I spent the majority of last night testing out compression schemes on this image seeing the different styles and sizes produced by altering the image in many different ways. Okay, first we index the image and then apply the resize. And then we resize first, and index it after. Riveting stuff, I tell you. But the fact is that these minor changes in order of operations affect the output of the final piece drastically.
Although indexing and resizing should be theoretically perfect because we're only throwing away information and not creating new information out of thin air, we have to be practical. If such perfection existed, I wouldn't be here. I guess the reason so few people aren't into the discipline is because compression, for 99% of people, is good enough. Nobody is clamouring to adopt WebP because JPEG and PNG are already really good for their respective purposes of realistic and lossless encoding. GIF is a piece of shit, though, which makes me sad APNG never caught on because Google is afraid it will sully their Chrome crapware.
Technology never becomes perfect - the general public only cares about what works well, which is why you probably use incandescent lightbulbs instead of LEDs. LED lightbulbs are better in every possible way; lifespan, brightness, efficiency, durability, and sometimes you can even change its colour. But the modest price increase for LEDs seem excessive when their dollar store lightbulbs are doing just fine. It's hard to care about things like "energy efficiency" when it doesn't affect you personally.
As a result, we see excellent technological advances, like the Vorbis codec (known as .OGG), dwindle in obscurity because the general public understands that MP3 is "good enough". Disregarding the historical and modern-day practices of adoption which made MP3 a really big deal, the plain fact is that Vorbis is just plain better.

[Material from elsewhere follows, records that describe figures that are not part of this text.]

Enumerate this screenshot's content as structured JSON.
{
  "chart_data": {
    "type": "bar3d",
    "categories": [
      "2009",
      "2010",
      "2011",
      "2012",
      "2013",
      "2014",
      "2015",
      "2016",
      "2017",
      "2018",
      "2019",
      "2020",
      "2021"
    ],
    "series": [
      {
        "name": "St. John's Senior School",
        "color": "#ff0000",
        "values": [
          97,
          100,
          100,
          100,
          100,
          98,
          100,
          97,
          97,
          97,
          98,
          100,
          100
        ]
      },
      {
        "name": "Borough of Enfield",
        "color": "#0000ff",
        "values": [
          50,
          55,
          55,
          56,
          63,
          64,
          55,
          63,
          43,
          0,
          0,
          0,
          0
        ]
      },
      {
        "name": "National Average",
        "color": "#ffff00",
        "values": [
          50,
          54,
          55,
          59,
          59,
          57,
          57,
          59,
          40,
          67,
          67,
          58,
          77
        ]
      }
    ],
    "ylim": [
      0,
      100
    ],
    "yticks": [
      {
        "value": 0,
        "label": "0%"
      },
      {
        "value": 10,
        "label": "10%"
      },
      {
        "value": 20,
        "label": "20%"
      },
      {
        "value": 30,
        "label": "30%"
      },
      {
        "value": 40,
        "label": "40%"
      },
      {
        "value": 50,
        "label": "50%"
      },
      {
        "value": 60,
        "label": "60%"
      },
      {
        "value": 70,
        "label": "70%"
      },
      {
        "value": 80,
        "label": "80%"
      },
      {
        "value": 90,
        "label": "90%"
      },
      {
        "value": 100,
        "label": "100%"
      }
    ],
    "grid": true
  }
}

It's like the LED lightbulbs of audio schemes, where MP3 is the Black Eyed Peas. But nobody is clamouring for Vorbis because nobody cares enough about the upgrade. Am I saying that people will consume any old crap for no real reason? Yes, that is indeed what I'm saying. For proof of this, go on the YouTube front page.
So the original image was huge here, a literal wallpaper's worth of bytes, the 3MB filesize staring at me, threatening to eat up even more of my dwindling bandwidth, with not a single regard for compression at all. But who could blame it? Today's compression algorithms just aren't prepared for the sheer depth-of-technique that exists in today's artwork, with all its alpha channels and gradients and billions of colours and what have you. They're stuck in the past, dad, and the only way to take the art of the future and shove it into the past, is to apply the tried-and-true techniques to it until it breaks.
Squeezing in this image to fit just under the 10kB limit required extensive knowledge of how to manipulate the algorithms, and a lot of testing. The end result is a lightly recoloured, cropped, and resized imaged indexed down to sixteen colours. The miracle of this is not that it's possible; it's easy to take any random garbage and fit it under an arbitrary limit. The miracle is that it looks somewhat decent while doing so.
Tyson Tan? More like Tyson Tan... out of Tan.
You know, that cost me brain cells to write.
Date: 2017–02–09. Size: 9,893 bytes. Colours: 16.
Upscaled Dimensions: 1000×500. Original Dimensions: 250×125.